La fontana situata nella Valle di San Lorenzo continua a rappresentare un punto di riferimento storico ed emotivo per la comunità di Cornuda, grazie a chi se ne prende cura. A conferirle valore simbolico è la storia di Letizia Melodia, detta “Titti”, scomparsa tragicamente all’età di 12 anni in un fatale incidente, avvenuto proprio in questo luogo.
La ricostruzione
Letizia era figlia del barone Riccardo Melodia, Senatore del Regno e di Maria Dè Faveri Tron, originaria di Cornuda. Nonostante la famiglia abitasse a Roma per via degli incarichi del padre, era solita lasciare la capitale per trascorrere le vacanze estive nel paese d’origine della madre.
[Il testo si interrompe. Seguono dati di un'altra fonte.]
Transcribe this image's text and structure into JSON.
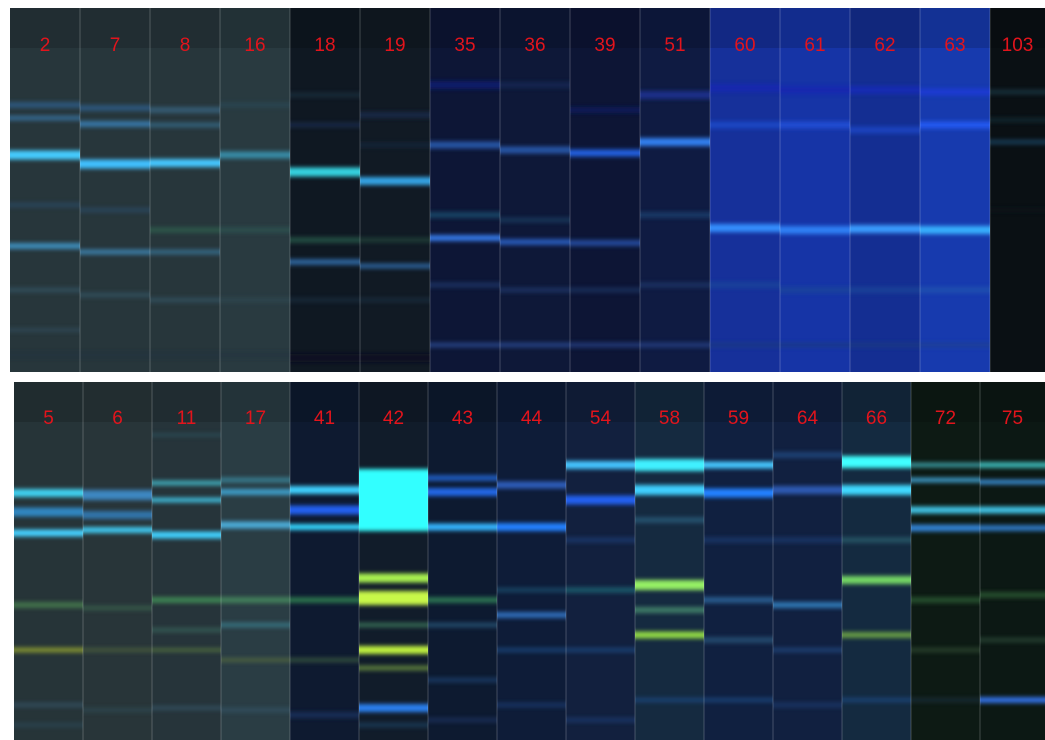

Erano i primi giorni di agosto del 1932 quando Letizia e i suoi cugini andarono a giocare nella collina vicino casa. Dopo avere raccolto alcuni ciclamini, scivolò bruscamente lungo il pendio della valle: l’impatto con le rocce sottostanti fu fatale.
Racconti…
Questo tragico evento é stato trattato nel cortometraggio “I luoghi e la storia della Valle di San Lorenzo”- realizzato nel 2013 dall’amministrazione comunale – in cui è intervenuta Gigliola Restello in Serena, che conoscendo la nobile famiglia ne riporta il ricordo.
“Ogni estate era ospite della nonna e dalle zie nel palazzo De Faveri; un giorno vide arrivare una parente con un mazzolino di ciclamini. Incuriosita, Titti le chiese dove li avesse presi, e dal desiderio innocente di cogliere questi fiori è nato il progetto di quella sciaguratissima gita”.
Aggiunge: “Sono saliti sulla china e ad un certo punto Titti si alza e fa qualche passo verso la discesa, iniziando a correre senza riuscire a fermarsi, schiantandosi sulla roccia che era in mezzo al Ru Bianco, torrente che scorre proprio ai piedi della collina”.
La memoria condivisa
Da quel momento il ricordo della fanciulla rimase scolpito nel cuore della comunità, che insieme alla famiglia decise di collocare una lapide di marmo ai piedi della sorgente, nei pressi del luogo fatale.
Inoltre, l’acqua della sorgiva venne incanalata attraverso un piccolo condotto per alimentare una fontana, che riempie una piccola conca naturale posta ai piedi della lapide.
Sulla pietra sono stati incisi i versi della poesia scritta dallo zio Piero, che ripercorrono la breve vita della nipote: “Piccola fonte fresca e cristallina, solitaria e nascosta fra i declivi di ciclami cosparsi e d’erba fina che ritraggon la vita dai tuoi rivi. Racconta a tutti con la tua vocina come una bimba, nei riposi estivi, col fior in mano, giù dalla collina cadendo discendeva, e come quivi. Il fiore di sua vita fu reciso. Il canto di quell’anima cara e bella dagli angeli fu colto in paradiso. Risplende il cielo di una nuova stella, che agli umani richiama il dolce viso di Titti Melodia, devota ancella”.